= Norman Shrapnel =

British journalist (1912–2004)

Norman Shrapnel (5 October 1912 – 1 February 2004) was an English journalist, author, and parliamentary correspondent.

==Biography==
Shrapnel was born in Grimsby, Lincolnshire, and was educated at The King's School, Grantham. In 1947, after war service in the RAF, he joined the Manchester Guardian as reporter, book reviewer, and theatre critic. He became the paper's (and the later Guardian's) parliamentary correspondent in 1958, succeeding Harry Boardman, a post he held until 1975. In 1969 he won the first Political Writer of the Year award.

He wrote books on history and politics (The Performers: Politics as Theatre 1978, and The Seventies), and on topography (A View of the Thames 1977, and his Shrapnel's British Isles series, documenting places such as the Isle of Ely and the Isle of Axholme).
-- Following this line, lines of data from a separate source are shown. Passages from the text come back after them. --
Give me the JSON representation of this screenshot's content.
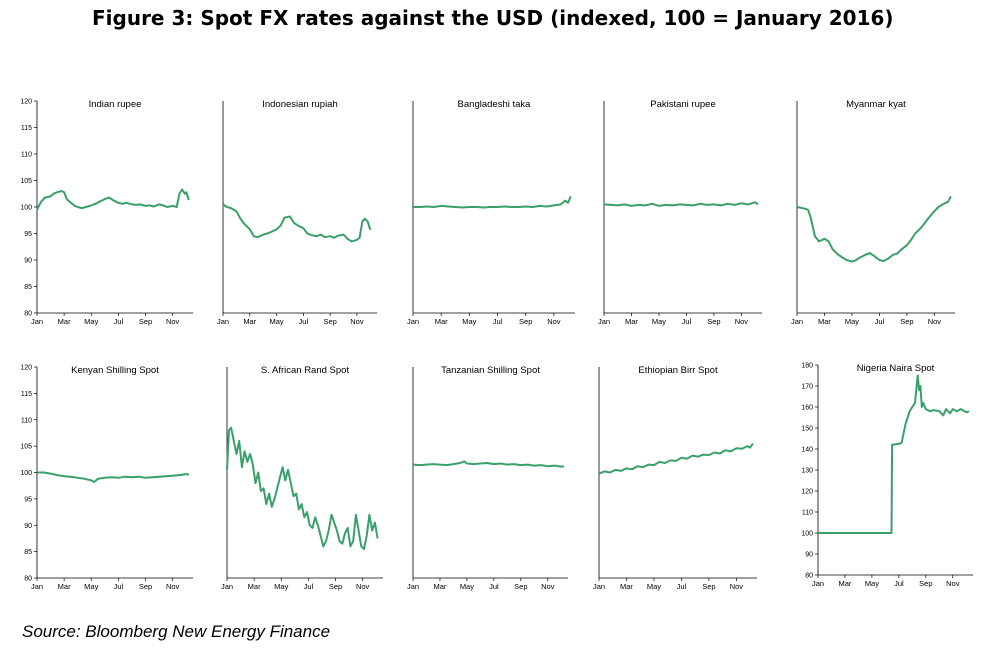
{
  "header": {
    "title": "Figure 3: Spot FX rates against the USD (indexed, 100 = January 2016)"
  },
  "footer": {
    "source": "Source: Bloomberg New Energy Finance"
  },
  "line_color": "#3aa06a",
  "chart_data": [
    {
      "type": "line",
      "title": "Indian rupee",
      "ylim": [
        80,
        120
      ],
      "yticks": [
        "120",
        "115",
        "110",
        "105",
        "100",
        "95",
        "90",
        "85",
        "80"
      ],
      "show_yticks": true,
      "xticks": [
        "Jan",
        "Mar",
        "May",
        "Jul",
        "Sep",
        "Nov"
      ],
      "x": [
        0,
        0.3,
        0.6,
        1,
        1.2,
        1.5,
        1.8,
        2,
        2.2,
        2.5,
        2.8,
        3,
        3.3,
        3.6,
        4,
        4.3,
        4.6,
        5,
        5.3,
        5.6,
        6,
        6.3,
        6.6,
        7,
        7.3,
        7.6,
        8,
        8.3,
        8.6,
        9,
        9.3,
        9.6,
        10,
        10.3,
        10.5,
        10.7,
        10.9,
        11,
        11.2
      ],
      "values": [
        99.5,
        101,
        101.8,
        102,
        102.5,
        102.8,
        103,
        102.8,
        101.5,
        100.8,
        100.2,
        100,
        99.8,
        100,
        100.3,
        100.6,
        101,
        101.5,
        101.8,
        101.3,
        100.8,
        100.6,
        100.8,
        100.5,
        100.4,
        100.5,
        100.2,
        100.3,
        100.1,
        100.5,
        100.3,
        100,
        100.2,
        100,
        102.5,
        103.3,
        102.5,
        102.8,
        101.3
      ]
    },
    {
      "type": "line",
      "title": "Indonesian rupiah",
      "ylim": [
        80,
        120
      ],
      "yticks": [],
      "show_yticks": false,
      "xticks": [
        "Jan",
        "Mar",
        "May",
        "Jul",
        "Sep",
        "Nov"
      ],
      "x": [
        0,
        0.3,
        0.6,
        1,
        1.3,
        1.6,
        2,
        2.3,
        2.6,
        3,
        3.3,
        3.6,
        4,
        4.3,
        4.6,
        5,
        5.3,
        5.6,
        6,
        6.3,
        6.6,
        7,
        7.3,
        7.6,
        8,
        8.3,
        8.6,
        9,
        9.3,
        9.6,
        10,
        10.2,
        10.4,
        10.6,
        10.8,
        11
      ],
      "values": [
        100.5,
        100,
        99.8,
        99.2,
        97.8,
        96.8,
        95.8,
        94.5,
        94.3,
        94.8,
        95,
        95.3,
        95.8,
        96.5,
        98,
        98.2,
        97,
        96.5,
        96,
        95,
        94.7,
        94.5,
        94.8,
        94.3,
        94.5,
        94.2,
        94.6,
        94.8,
        94,
        93.5,
        93.8,
        94.2,
        97.2,
        97.8,
        97.3,
        95.7
      ]
    },
    {
      "type": "line",
      "title": "Bangladeshi taka",
      "ylim": [
        80,
        120
      ],
      "yticks": [],
      "show_yticks": false,
      "xticks": [
        "Jan",
        "Mar",
        "May",
        "Jul",
        "Sep",
        "Nov"
      ],
      "x": [
        0,
        0.5,
        1,
        1.5,
        2,
        2.5,
        3,
        3.5,
        4,
        4.5,
        5,
        5.5,
        6,
        6.5,
        7,
        7.5,
        8,
        8.5,
        9,
        9.5,
        10,
        10.5,
        10.8,
        11,
        11.2
      ],
      "values": [
        100,
        100,
        100.1,
        100,
        100.2,
        100.1,
        100,
        99.9,
        100,
        100,
        99.9,
        100,
        100,
        100.1,
        100,
        100,
        100.1,
        100,
        100.2,
        100.1,
        100.3,
        100.5,
        101.2,
        100.8,
        102
      ]
    },
    {
      "type": "line",
      "title": "Pakistani rupee",
      "ylim": [
        80,
        120
      ],
      "yticks": [],
      "show_yticks": false,
      "xticks": [
        "Jan",
        "Mar",
        "May",
        "Jul",
        "Sep",
        "Nov"
      ],
      "x": [
        0,
        0.5,
        1,
        1.5,
        2,
        2.5,
        3,
        3.5,
        4,
        4.5,
        5,
        5.5,
        6,
        6.5,
        7,
        7.5,
        8,
        8.5,
        9,
        9.5,
        10,
        10.5,
        11,
        11.2
      ],
      "values": [
        100.5,
        100.4,
        100.3,
        100.5,
        100.2,
        100.4,
        100.3,
        100.6,
        100.2,
        100.4,
        100.3,
        100.5,
        100.4,
        100.3,
        100.6,
        100.4,
        100.5,
        100.3,
        100.6,
        100.4,
        100.7,
        100.5,
        100.9,
        100.5
      ]
    },
    {
      "type": "line",
      "title": "Myanmar kyat",
      "ylim": [
        80,
        120
      ],
      "yticks": [],
      "show_yticks": false,
      "xticks": [
        "Jan",
        "Mar",
        "May",
        "Jul",
        "Sep",
        "Nov"
      ],
      "x": [
        0,
        0.4,
        0.8,
        1,
        1.3,
        1.6,
        2,
        2.3,
        2.6,
        3,
        3.3,
        3.6,
        4,
        4.3,
        4.6,
        5,
        5.3,
        5.6,
        6,
        6.3,
        6.6,
        7,
        7.3,
        7.6,
        8,
        8.3,
        8.6,
        9,
        9.3,
        9.6,
        10,
        10.3,
        10.6,
        11,
        11.2
      ],
      "values": [
        100,
        99.8,
        99.5,
        98,
        94.5,
        93.5,
        94,
        93.5,
        92,
        91,
        90.5,
        90,
        89.7,
        90,
        90.5,
        91,
        91.3,
        90.8,
        90,
        89.8,
        90.2,
        91,
        91.2,
        92,
        92.8,
        93.8,
        95,
        96,
        97,
        98,
        99.2,
        100,
        100.5,
        101,
        102
      ]
    },
    {
      "type": "line",
      "title": "Kenyan Shilling Spot",
      "ylim": [
        80,
        120
      ],
      "yticks": [
        "120",
        "115",
        "110",
        "105",
        "100",
        "95",
        "90",
        "85",
        "80"
      ],
      "show_yticks": true,
      "xticks": [
        "Jan",
        "Mar",
        "May",
        "Jul",
        "Sep",
        "Nov"
      ],
      "x": [
        0,
        0.5,
        1,
        1.5,
        2,
        2.5,
        3,
        3.5,
        4,
        4.2,
        4.5,
        5,
        5.5,
        6,
        6.5,
        7,
        7.5,
        8,
        8.5,
        9,
        9.5,
        10,
        10.5,
        11,
        11.2
      ],
      "values": [
        100,
        100,
        99.8,
        99.5,
        99.3,
        99.2,
        99,
        98.8,
        98.5,
        98.2,
        98.8,
        99,
        99.1,
        99,
        99.2,
        99.1,
        99.2,
        99,
        99.1,
        99.2,
        99.3,
        99.4,
        99.5,
        99.7,
        99.6
      ]
    },
    {
      "type": "line",
      "title": "S. African Rand Spot",
      "ylim": [
        80,
        120
      ],
      "yticks": [],
      "show_yticks": false,
      "xticks": [
        "Jan",
        "Mar",
        "May",
        "Jul",
        "Sep",
        "Nov"
      ],
      "x": [
        0,
        0.15,
        0.3,
        0.5,
        0.7,
        0.9,
        1.1,
        1.3,
        1.5,
        1.7,
        1.9,
        2.1,
        2.3,
        2.5,
        2.7,
        2.9,
        3.1,
        3.3,
        3.5,
        3.7,
        3.9,
        4.1,
        4.3,
        4.5,
        4.7,
        4.9,
        5.1,
        5.3,
        5.5,
        5.7,
        5.9,
        6.1,
        6.3,
        6.5,
        6.7,
        6.9,
        7.1,
        7.3,
        7.5,
        7.7,
        7.9,
        8.1,
        8.3,
        8.5,
        8.7,
        8.9,
        9.1,
        9.3,
        9.5,
        9.7,
        9.9,
        10.1,
        10.3,
        10.5,
        10.7,
        10.9,
        11.1
      ],
      "values": [
        100.5,
        108,
        108.5,
        106,
        103.5,
        106,
        101,
        104,
        102,
        103.5,
        101.5,
        98,
        100,
        96.5,
        97,
        94,
        96,
        93.5,
        95,
        97,
        99,
        101,
        98.5,
        100.5,
        98,
        95.5,
        96,
        93,
        94,
        91.5,
        92.5,
        90,
        89.5,
        91.5,
        90,
        88,
        86,
        87,
        89,
        92,
        90.5,
        89,
        87,
        86.5,
        88.5,
        89.5,
        86,
        87,
        92,
        89,
        86,
        85.5,
        88,
        92,
        89,
        90.5,
        87.5
      ]
    },
    {
      "type": "line",
      "title": "Tanzanian Shilling Spot",
      "ylim": [
        80,
        120
      ],
      "yticks": [],
      "show_yticks": false,
      "xticks": [
        "Jan",
        "Mar",
        "May",
        "Jul",
        "Sep",
        "Nov"
      ],
      "x": [
        0,
        0.5,
        1,
        1.5,
        2,
        2.5,
        3,
        3.5,
        3.8,
        4,
        4.5,
        5,
        5.5,
        6,
        6.5,
        7,
        7.5,
        8,
        8.5,
        9,
        9.5,
        10,
        10.5,
        11,
        11.2
      ],
      "values": [
        101.5,
        101.4,
        101.5,
        101.6,
        101.5,
        101.4,
        101.6,
        101.8,
        102.1,
        101.7,
        101.6,
        101.7,
        101.8,
        101.6,
        101.7,
        101.5,
        101.6,
        101.4,
        101.5,
        101.3,
        101.4,
        101.2,
        101.3,
        101.1,
        101.2
      ]
    },
    {
      "type": "line",
      "title": "Ethiopian Birr Spot",
      "ylim": [
        80,
        120
      ],
      "yticks": [],
      "show_yticks": false,
      "xticks": [
        "Jan",
        "Mar",
        "May",
        "Jul",
        "Sep",
        "Nov"
      ],
      "x": [
        0,
        0.4,
        0.8,
        1.2,
        1.6,
        2,
        2.4,
        2.8,
        3.2,
        3.6,
        4,
        4.4,
        4.8,
        5.2,
        5.6,
        6,
        6.4,
        6.8,
        7.2,
        7.6,
        8,
        8.4,
        8.8,
        9.2,
        9.6,
        10,
        10.4,
        10.8,
        11,
        11.2
      ],
      "values": [
        99.8,
        100.2,
        100,
        100.5,
        100.3,
        100.8,
        100.6,
        101.2,
        101,
        101.5,
        101.4,
        102,
        101.8,
        102.3,
        102.2,
        102.8,
        102.6,
        103.2,
        103,
        103.4,
        103.3,
        103.8,
        103.6,
        104.2,
        104,
        104.6,
        104.5,
        105,
        104.7,
        105.5
      ]
    },
    {
      "type": "line",
      "title": "Nigeria Naira Spot",
      "ylim": [
        80,
        180
      ],
      "yticks": [
        "180",
        "170",
        "160",
        "150",
        "140",
        "130",
        "120",
        "110",
        "100",
        "90",
        "80"
      ],
      "show_yticks": true,
      "xticks": [
        "Jan",
        "Mar",
        "May",
        "Jul",
        "Sep",
        "Nov"
      ],
      "x": [
        0,
        1,
        2,
        3,
        4,
        5,
        5.45,
        5.5,
        6,
        6.2,
        6.5,
        6.8,
        7,
        7.2,
        7.4,
        7.5,
        7.6,
        7.7,
        7.8,
        8,
        8.3,
        8.6,
        9,
        9.3,
        9.5,
        9.8,
        10,
        10.3,
        10.6,
        11,
        11.2
      ],
      "values": [
        100,
        100,
        100,
        100,
        100,
        100,
        100,
        142,
        142.5,
        143,
        152,
        158,
        160,
        162,
        175,
        168,
        170,
        160,
        162,
        159,
        158,
        158.5,
        158,
        156,
        159,
        157,
        159,
        158,
        159,
        157.5,
        158
      ]
    }
  ]
}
For The Bluffer’s Guides, he wrote Bluff Your Way in Politics. Shrapnel broadcast on the BBC World Service, presenting British social and political life.

He married Mary Lillian Myfanwy Edwards in 1940, and had two sons – the stage actor John Shrapnel and composer Hugh Shrapnel. He died aged 91 at Far Oakridge, Gloucestershire, in 2004.